At the height of both protests, some skirmishes broke out between protesters as both camps yelled at one another. However police did not immediately report any arrests or injuries.

Just metres away from the pro-Israeli protest, one pro-Palestinian demonstrator said shouting at each other won’t help anything.

“I’ve been to protests since I was a teenager. This never works, it just fuels hatred,” she said. “But in two minutes I found the most super-charged person on the other side with the most opposite opinion as us. I found him and I wanted to talk to him and all I wanted to ask him was what his name was and that’s the only way this thing is going to work out – if we just sit down and talk to each other as human beings.”

Around 3:45 p.m. hundreds of Palestinian supporters marched to the U.S. consulate to demand that the U.S. take stronger action to halt the bloodshed.

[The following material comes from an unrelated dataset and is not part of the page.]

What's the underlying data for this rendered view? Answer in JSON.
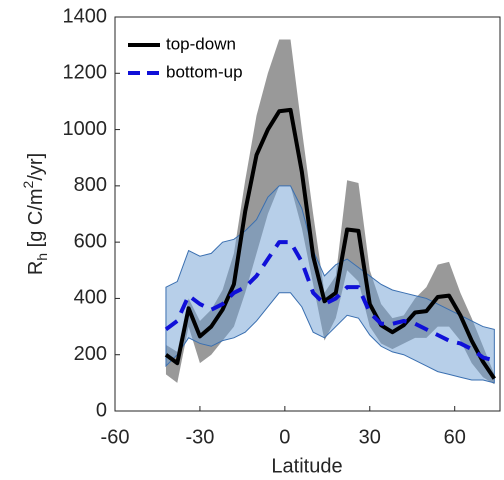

At the same time, the Israeli protesters set up a simulation at Queen’s Park to demonstrate the rocket sirens some Israelis live with daily.

Both protests broke up by around 5 p.m. Police did not immediatly provide a crowd estimate for either gathering.

As the bloody conflict continues, passions have spilled over in cities across the globe, with protests held around the world in recent weeks.

The GTA has also seen some of the tensions spill over recently with anti-Muslim graffiti found scrawled outside a mosque in Thornhill and anti-Semitic graffiti found outside a bus shelter in the area several days later. York Regional Police have said they are investigating both incidents.